Galante put the new coating to the test, running it through tens of ultrasonic washes, applying thousands of rotations with a scrubbing pad (not unlike what might be used to scour pots and pans), and even scraping it with a sharp razor blade. After each test, the coating remained just as effective.

The treatment consists of polytetrafluoroethylene (PTFE) nanoparticles in a solvent thermally sintered to polypropylene microfibers. PTFE is stable and nontoxic at temperatures lower than 260 °C (500 °F).

The researchers worked with the Charles T. Campbell Microbiology Laboratory’s Research Director Eric Romanowski and Director of Basic Research Robert Shanks, in the Department of Ophthalmology at Pitt, to test the coating against a strain of adenovirus.

“As this fabric was already shown to repel blood, protein and bacteria, the logical next step was to determine whether it repels viruses. We chose human adenovirus types 4 and 7, as these are causes of acute respiratory disease as well as conjunctivitis (pink eye),” said Romanowski. “It was hoped that the fabric would repel these viruses similar to how it repels proteins, which these viruses essentially are: proteins with nucleic acid inside. As it turned out, the adenoviruses were repelled in a similar way as proteins.”

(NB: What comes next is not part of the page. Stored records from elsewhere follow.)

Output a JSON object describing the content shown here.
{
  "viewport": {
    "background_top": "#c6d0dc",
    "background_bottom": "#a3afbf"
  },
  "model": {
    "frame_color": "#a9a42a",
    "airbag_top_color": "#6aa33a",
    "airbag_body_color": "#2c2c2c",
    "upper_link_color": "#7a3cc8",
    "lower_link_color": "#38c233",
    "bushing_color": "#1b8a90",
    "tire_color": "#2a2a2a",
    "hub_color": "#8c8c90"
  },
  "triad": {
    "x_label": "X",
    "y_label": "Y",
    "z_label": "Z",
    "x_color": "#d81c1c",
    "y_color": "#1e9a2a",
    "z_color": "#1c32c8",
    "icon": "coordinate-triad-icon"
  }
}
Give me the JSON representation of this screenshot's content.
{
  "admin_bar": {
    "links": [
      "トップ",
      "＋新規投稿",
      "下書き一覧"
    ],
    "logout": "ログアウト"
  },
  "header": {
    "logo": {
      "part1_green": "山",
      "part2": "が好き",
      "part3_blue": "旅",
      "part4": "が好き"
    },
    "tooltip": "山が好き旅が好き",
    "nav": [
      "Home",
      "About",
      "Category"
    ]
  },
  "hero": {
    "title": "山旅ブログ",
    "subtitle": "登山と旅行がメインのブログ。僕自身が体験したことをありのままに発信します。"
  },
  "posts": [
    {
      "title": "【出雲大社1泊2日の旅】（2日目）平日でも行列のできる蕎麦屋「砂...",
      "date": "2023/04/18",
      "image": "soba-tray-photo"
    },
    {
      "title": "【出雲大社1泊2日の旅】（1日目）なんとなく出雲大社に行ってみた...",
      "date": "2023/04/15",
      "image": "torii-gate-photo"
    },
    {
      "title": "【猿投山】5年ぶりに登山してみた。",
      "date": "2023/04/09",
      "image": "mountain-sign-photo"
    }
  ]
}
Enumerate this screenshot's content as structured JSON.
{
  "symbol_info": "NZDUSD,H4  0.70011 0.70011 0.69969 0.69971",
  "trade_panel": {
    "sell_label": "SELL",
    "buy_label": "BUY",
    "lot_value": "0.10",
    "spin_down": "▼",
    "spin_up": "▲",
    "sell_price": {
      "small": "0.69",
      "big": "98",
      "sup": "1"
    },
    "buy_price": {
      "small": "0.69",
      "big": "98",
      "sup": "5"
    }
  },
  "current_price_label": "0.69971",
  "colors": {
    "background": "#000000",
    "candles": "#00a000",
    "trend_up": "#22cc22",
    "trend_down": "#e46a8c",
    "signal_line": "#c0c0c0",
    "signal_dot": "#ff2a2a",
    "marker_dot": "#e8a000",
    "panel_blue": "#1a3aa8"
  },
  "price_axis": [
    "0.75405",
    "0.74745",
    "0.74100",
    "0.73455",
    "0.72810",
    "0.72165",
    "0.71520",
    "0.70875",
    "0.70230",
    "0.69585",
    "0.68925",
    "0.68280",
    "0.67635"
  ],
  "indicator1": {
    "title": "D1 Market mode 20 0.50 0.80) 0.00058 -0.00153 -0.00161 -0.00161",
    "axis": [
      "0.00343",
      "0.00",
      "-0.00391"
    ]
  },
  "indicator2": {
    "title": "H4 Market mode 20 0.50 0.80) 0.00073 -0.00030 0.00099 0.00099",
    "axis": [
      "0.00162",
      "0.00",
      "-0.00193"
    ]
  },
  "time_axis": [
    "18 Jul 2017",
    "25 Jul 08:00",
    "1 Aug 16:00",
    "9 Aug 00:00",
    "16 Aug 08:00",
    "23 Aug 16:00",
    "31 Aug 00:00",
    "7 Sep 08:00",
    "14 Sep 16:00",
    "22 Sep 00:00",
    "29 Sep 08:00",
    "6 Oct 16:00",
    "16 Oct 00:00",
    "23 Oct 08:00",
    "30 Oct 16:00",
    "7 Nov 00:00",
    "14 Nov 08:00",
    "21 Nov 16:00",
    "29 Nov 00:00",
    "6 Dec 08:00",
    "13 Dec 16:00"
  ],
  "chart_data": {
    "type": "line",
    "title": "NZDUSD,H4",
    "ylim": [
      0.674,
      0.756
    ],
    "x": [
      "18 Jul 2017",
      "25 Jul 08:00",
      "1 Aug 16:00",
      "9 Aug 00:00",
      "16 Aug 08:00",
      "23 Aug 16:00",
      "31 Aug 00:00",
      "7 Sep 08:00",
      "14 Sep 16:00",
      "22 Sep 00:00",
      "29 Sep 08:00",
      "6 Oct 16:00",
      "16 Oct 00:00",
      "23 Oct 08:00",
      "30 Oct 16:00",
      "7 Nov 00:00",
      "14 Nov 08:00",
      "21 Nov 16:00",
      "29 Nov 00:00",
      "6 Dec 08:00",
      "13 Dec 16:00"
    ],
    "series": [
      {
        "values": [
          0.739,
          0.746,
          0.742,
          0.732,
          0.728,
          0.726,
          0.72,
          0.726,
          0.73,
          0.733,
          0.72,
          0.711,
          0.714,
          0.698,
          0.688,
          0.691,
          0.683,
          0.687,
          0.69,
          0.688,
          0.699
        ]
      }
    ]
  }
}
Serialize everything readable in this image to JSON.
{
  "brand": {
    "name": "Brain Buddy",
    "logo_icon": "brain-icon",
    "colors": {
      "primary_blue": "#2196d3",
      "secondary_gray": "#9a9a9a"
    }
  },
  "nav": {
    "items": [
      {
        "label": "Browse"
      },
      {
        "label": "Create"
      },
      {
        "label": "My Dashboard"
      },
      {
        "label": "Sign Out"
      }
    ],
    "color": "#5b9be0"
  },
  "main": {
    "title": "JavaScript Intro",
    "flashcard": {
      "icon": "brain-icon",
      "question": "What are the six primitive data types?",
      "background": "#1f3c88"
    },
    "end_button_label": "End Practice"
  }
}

The coating may have broad applications in healthcare: everything from hospital gowns to waiting room chairs could benefit from the ability to repel viruses, particularly ones as easily spread as adenoviruses.

“Adenovirus can be inadvertently picked up in hospital waiting rooms and from contaminated surfaces in general. It is rapidly spread in schools and homes and has an enormous impact on quality of life—keeping kids out of school and parents out of work,” said Shanks. “This coating on waiting room furniture, for example, could be a major step towards reducing this problem.”

The next step for the researchers will be to test the effectiveness against betacoronaviruses, like the one that causes COVID-19.

“If the treated fabric would repel betacornonaviruses, and in particular SARS-CoV-2, this could have a huge impact for healthcare workers and even the general public if PPE, scrubs, or even clothing could be made from protein, blood-, bacteria-, and virus-repelling fabrics,” said Romanowski.

At the moment, the coating is applied using drop casting, a method that saturates the material with a solution from a syringe and applies a heat treatment to increase stability. But the researchers believe the process can use a spraying or dipping method to accommodate larger pieces of material, like gowns, and can eventually be scaled up for production.